We sat down with Strategic Elements’ resident organization expert Elizabeth Etter, Senior Project Manager. After spending time as a Captain in the United States Air Force, Liz joined the Strategic Elements team and has been an asset ever since. You can read our conversation below!
What is something you learned the hard way, professionally or not?
That you and only you will ever care the most about your life, and that you and only you are responsible for your success in your career. While it is important to have mentors (personal and professional – strongly recommend!) in your life, they cannot and should not make decisions for you. You cannot assume that someone else will go that extra mile, or will know what’s best for you, or will want to ensure your best interests. Because they are doing that for themselves. So, if you want something to work out, if you want something to change, if you want something to be a certain way, then you need to make it happen. It is one-thousand percent acceptable to voice your concerns, feelings, thoughts, and opinions to make this happen. And unless you do, nothing will ever change or improve-so, take that chance. Voice that thought (in a professional way) and help others by helping yourself and setting that example.
What is your favorite dish to order at a restaurant?
Anything with cheese – hands down.
What made you decide to intern with the Iowa State Senate?
One of my mentors at the time worked in the Iowa government and the opportunity presented itself. Looking back, it is one of the best experiences I have had professionally—it started everything for me.
Do you prefer tea or coffee, why?
Neither! I worked at a coffee shop for eight years and still cannot drink either. I don’t mind the taste, but no one needs me on caffeine.
Why did you enter the military?
A fellow intern at the Iowa State capitol suggested it would be good for me. After talking to numerous State Senators, who also had a military background, I realized it would be a perfect way to launch my career—and it really did.
What is a critical skill for a college graduate to have?
Problem-solving is essential. You need to be your own problem solver. Before asking someone next to you for the answer, do some digging and use some critical thinking. This allows you to grow both personally and professionally. One of my all-time favorite pieces of advice to give new employees of any company is to find a problem within your first month of being there. Maybe it is a problem with a process, maybe it is a problem with communication or the way they share or store things-find a way in which your company is struggling and then take ownership of finding a solution. Bring others in to help and take the chance to be innovative. If the company’s response or reaction is “this is how it has always been done” then you may have found yourself in a company that might not be successful. Really consider if this is the place for you. If you are being met with resistance at every turn, they do not want innovation and you’ll be hitting a wall. If you are met with support, more brainstorming, and an eagerness to build upon your new solution, then not only have you set your company up for success, but you’ve set yourself up for success too.
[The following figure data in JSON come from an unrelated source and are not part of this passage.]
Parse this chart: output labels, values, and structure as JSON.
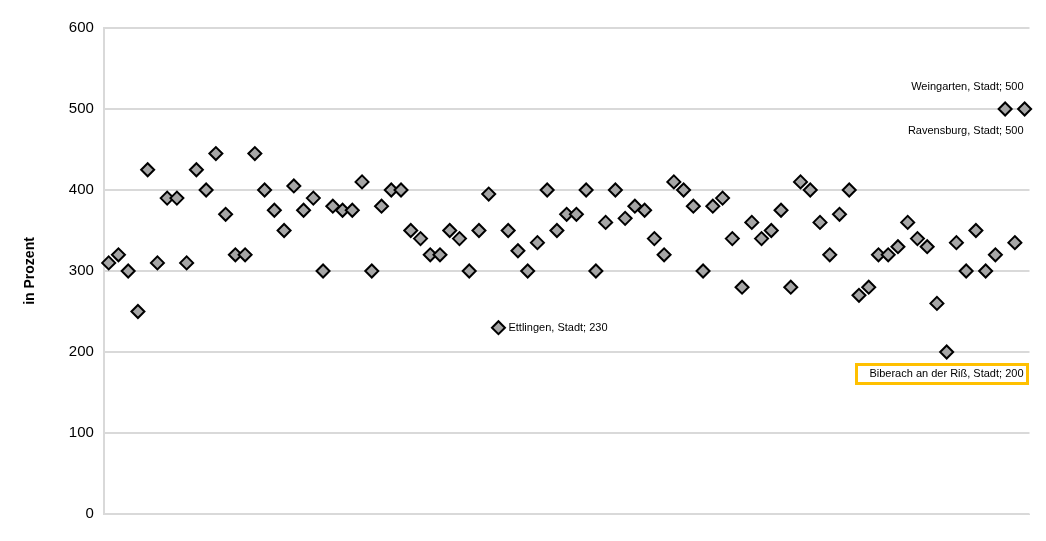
{
  "chart_data": {
    "type": "scatter",
    "ylabel": "in Prozent",
    "categories": [
      null,
      null,
      null,
      null,
      null,
      null,
      null,
      null,
      null,
      null,
      null,
      null,
      null,
      null,
      null,
      null,
      null,
      null,
      null,
      null,
      null,
      null,
      null,
      null,
      null,
      null,
      null,
      null,
      null,
      null,
      null,
      null,
      null,
      null,
      null,
      null,
      null,
      null,
      null,
      null,
      null,
      null,
      null,
      null,
      null,
      null,
      null,
      null,
      null,
      null,
      null,
      null,
      null,
      null,
      null,
      null,
      null,
      null,
      null,
      null,
      null,
      null,
      null,
      null,
      null,
      null,
      null,
      null,
      null,
      null,
      null,
      null,
      null,
      null,
      null,
      null,
      null,
      null,
      null,
      null,
      null,
      null,
      null,
      null,
      null,
      null,
      null,
      null,
      null,
      null,
      null,
      null,
      null,
      null,
      null
    ],
    "series": [
      {
        "color": "#a6a6a6",
        "values": [
          310,
          320,
          300,
          250,
          425,
          310,
          390,
          390,
          310,
          425,
          400,
          445,
          370,
          320,
          320,
          445,
          400,
          375,
          350,
          405,
          375,
          390,
          300,
          380,
          375,
          375,
          410,
          300,
          380,
          400,
          400,
          350,
          340,
          320,
          320,
          350,
          340,
          300,
          350,
          395,
          230,
          350,
          325,
          300,
          335,
          400,
          350,
          370,
          370,
          400,
          300,
          360,
          400,
          365,
          380,
          375,
          340,
          320,
          410,
          400,
          380,
          300,
          380,
          390,
          340,
          280,
          360,
          340,
          350,
          375,
          280,
          410,
          400,
          360,
          320,
          370,
          400,
          270,
          280,
          320,
          320,
          330,
          360,
          340,
          330,
          260,
          200,
          335,
          300,
          350,
          300,
          320,
          500,
          335,
          500
        ],
        "value_labels": [
          null,
          null,
          null,
          null,
          null,
          null,
          null,
          null,
          null,
          null,
          null,
          null,
          null,
          null,
          null,
          null,
          null,
          null,
          null,
          null,
          null,
          null,
          null,
          null,
          null,
          null,
          null,
          null,
          null,
          null,
          null,
          null,
          null,
          null,
          null,
          null,
          null,
          null,
          null,
          null,
          "Ettlingen, Stadt; 230",
          null,
          null,
          null,
          null,
          null,
          null,
          null,
          null,
          null,
          null,
          null,
          null,
          null,
          null,
          null,
          null,
          null,
          null,
          null,
          null,
          null,
          null,
          null,
          null,
          null,
          null,
          null,
          null,
          null,
          null,
          null,
          null,
          null,
          null,
          null,
          null,
          null,
          null,
          null,
          null,
          null,
          null,
          null,
          null,
          null,
          "Biberach an der Riß, Stadt; 200",
          null,
          null,
          null,
          null,
          null,
          "Weingarten, Stadt; 500",
          null,
          "Ravensburg, Stadt; 500"
        ]
      }
    ],
    "ylim": [
      0,
      600
    ],
    "yticks": [
      0,
      100,
      200,
      300,
      400,
      500,
      600
    ],
    "grid": "y",
    "legend": false,
    "marker": "diamond",
    "tick_labels": "y"
  }
}
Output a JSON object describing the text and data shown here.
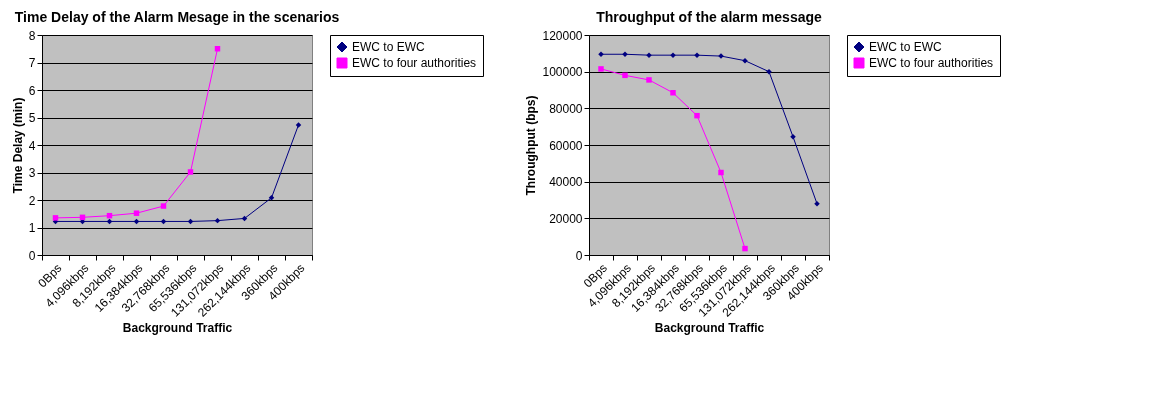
{
  "chart_data": [
    {
      "type": "line",
      "title": "Time Delay of the Alarm Mesage in the scenarios",
      "xlabel": "Background Traffic",
      "ylabel": "Time Delay (min)",
      "categories": [
        "0Bps",
        "4,096kbps",
        "8,192kbps",
        "16,384kbps",
        "32,768kbps",
        "65,536kbps",
        "131,072kbps",
        "262,144kbps",
        "360kbps",
        "400kbps"
      ],
      "series": [
        {
          "name": "EWC to EWC",
          "color": "#000080",
          "marker": "diamond",
          "values": [
            1.22,
            1.22,
            1.22,
            1.22,
            1.22,
            1.22,
            1.25,
            1.33,
            2.08,
            4.73
          ]
        },
        {
          "name": "EWC to four authorities",
          "color": "#ff00ff",
          "marker": "square",
          "values": [
            1.35,
            1.37,
            1.43,
            1.52,
            1.78,
            3.02,
            7.5,
            null,
            null,
            null
          ]
        }
      ],
      "ylim": [
        0,
        8
      ],
      "yticks": [
        0,
        1,
        2,
        3,
        4,
        5,
        6,
        7,
        8
      ],
      "grid": "y",
      "legend": "right",
      "line_style": "solid"
    },
    {
      "type": "line",
      "title": "Throughput of the alarm message",
      "xlabel": "Background Traffic",
      "ylabel": "Throughput (bps)",
      "categories": [
        "0Bps",
        "4,096kbps",
        "8,192kbps",
        "16,384kbps",
        "32,768kbps",
        "65,536kbps",
        "131,072kbps",
        "262,144kbps",
        "360kbps",
        "400kbps"
      ],
      "series": [
        {
          "name": "EWC to EWC",
          "color": "#000080",
          "marker": "diamond",
          "values": [
            109500,
            109500,
            109000,
            109000,
            109000,
            108500,
            106000,
            100000,
            64500,
            28000
          ]
        },
        {
          "name": "EWC to four authorities",
          "color": "#ff00ff",
          "marker": "square",
          "values": [
            101500,
            98000,
            95500,
            88500,
            76000,
            45000,
            3500,
            null,
            null,
            null
          ]
        }
      ],
      "ylim": [
        0,
        120000
      ],
      "yticks": [
        0,
        20000,
        40000,
        60000,
        80000,
        100000,
        120000
      ],
      "grid": "y",
      "legend": "right",
      "line_style": "solid"
    }
  ]
}
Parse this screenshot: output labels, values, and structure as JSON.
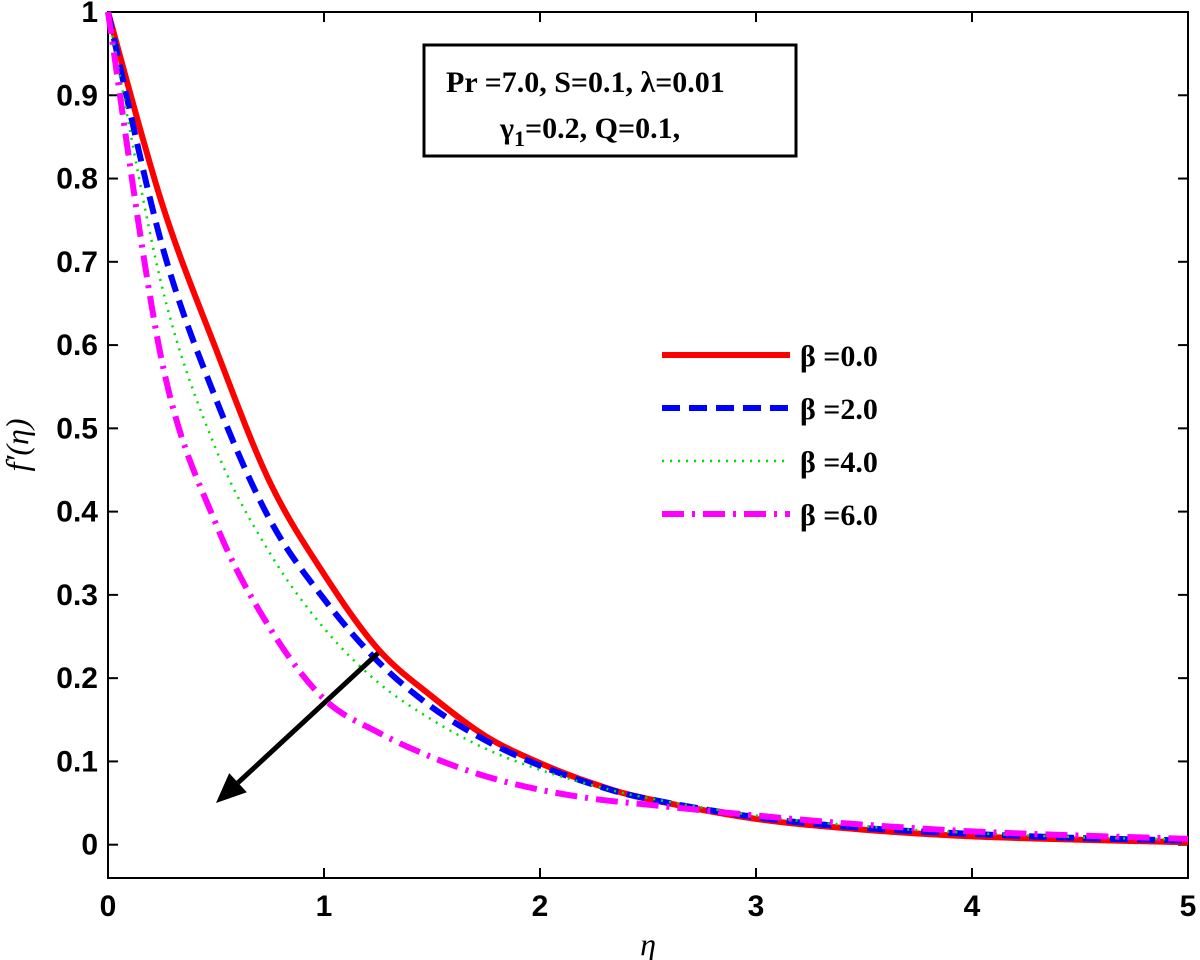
{
  "chart_data": {
    "type": "line",
    "xlabel": "η",
    "ylabel": "f′(η)",
    "xlim": [
      0,
      5
    ],
    "ylim": [
      -0.04,
      1
    ],
    "x_ticks": [
      0,
      1,
      2,
      3,
      4,
      5
    ],
    "y_ticks": [
      0,
      0.1,
      0.2,
      0.3,
      0.4,
      0.5,
      0.6,
      0.7,
      0.8,
      0.9,
      1
    ],
    "x_tick_labels": [
      "0",
      "1",
      "2",
      "3",
      "4",
      "5"
    ],
    "y_tick_labels": [
      "0",
      "0.1",
      "0.2",
      "0.3",
      "0.4",
      "0.5",
      "0.6",
      "0.7",
      "0.8",
      "0.9",
      "1"
    ],
    "grid": false,
    "legend_position": "right-middle",
    "annotation": {
      "line1": "Pr =7.0, S=0.1, λ=0.01",
      "line2_symbol": "γ",
      "line2_sub": "1",
      "line2_rest": "=0.2, Q=0.1,"
    },
    "arrow": {
      "from": [
        1.25,
        0.23
      ],
      "to": [
        0.5,
        0.05
      ],
      "meaning": "increasing β"
    },
    "x": [
      0,
      0.25,
      0.5,
      0.75,
      1,
      1.25,
      1.5,
      1.75,
      2,
      2.25,
      2.5,
      3,
      3.5,
      4,
      4.5,
      5
    ],
    "series": [
      {
        "name": "β =0.0",
        "color": "#ff0000",
        "style": "solid",
        "values": [
          1.0,
          0.77,
          0.595,
          0.435,
          0.325,
          0.235,
          0.178,
          0.13,
          0.098,
          0.073,
          0.055,
          0.031,
          0.018,
          0.01,
          0.006,
          0.003
        ]
      },
      {
        "name": "β =2.0",
        "color": "#0000ff",
        "style": "dashed",
        "values": [
          1.0,
          0.72,
          0.535,
          0.39,
          0.295,
          0.22,
          0.165,
          0.125,
          0.095,
          0.072,
          0.055,
          0.033,
          0.02,
          0.013,
          0.008,
          0.005
        ]
      },
      {
        "name": "β =4.0",
        "color": "#00dd00",
        "style": "dotted",
        "values": [
          1.0,
          0.67,
          0.475,
          0.35,
          0.26,
          0.195,
          0.15,
          0.115,
          0.09,
          0.071,
          0.056,
          0.035,
          0.022,
          0.014,
          0.009,
          0.006
        ]
      },
      {
        "name": "β =6.0",
        "color": "#ff00ff",
        "style": "dashdot",
        "values": [
          1.0,
          0.58,
          0.385,
          0.26,
          0.175,
          0.135,
          0.105,
          0.082,
          0.066,
          0.055,
          0.048,
          0.035,
          0.024,
          0.016,
          0.011,
          0.007
        ]
      }
    ]
  }
}
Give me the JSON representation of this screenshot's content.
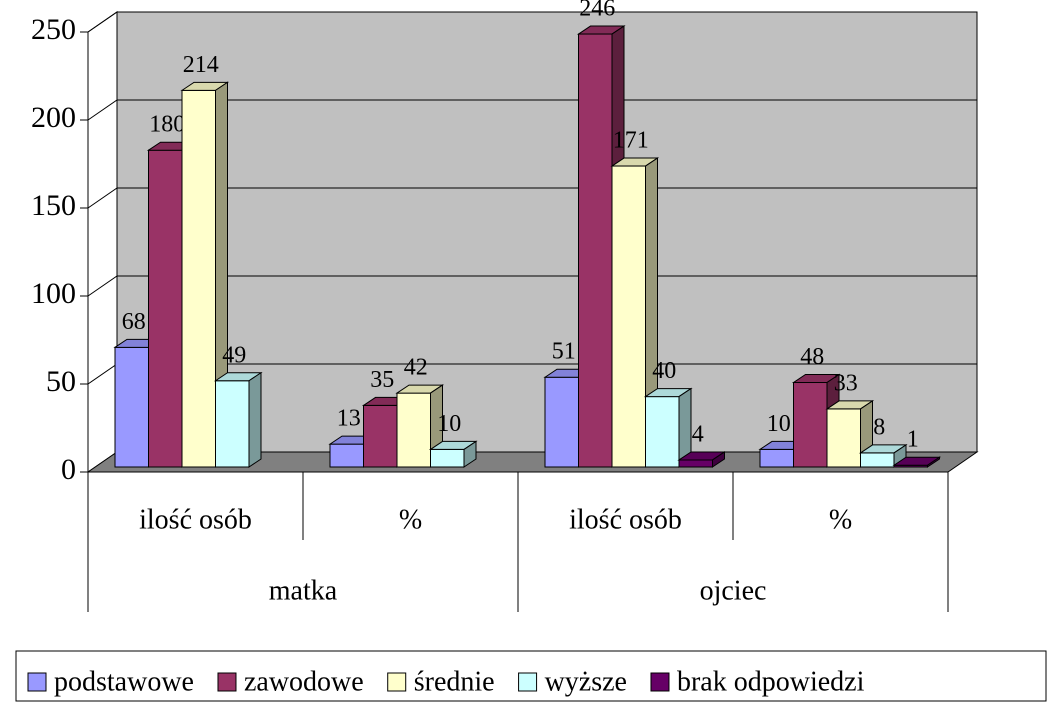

What is the best part of your job?
Managing and training people. I absolutely love mentoring and training people and watching them grow, both personally and professionally. There is nothing more satisfying than watching your people succeed.
What is your perfect Sunday?
My perfect Sunday starts with some reading and some sort of exercise, whether it is lifting weights or doing some yoga. I love getting Mexican food delivered from my favorite local restaurant and then lounging around and playing with my dog. I then try to normally get in some Spanish lessons for a few hours and then end the day with a pizza for dinner and a date night with my partner! Sundays are my ultimate chill day.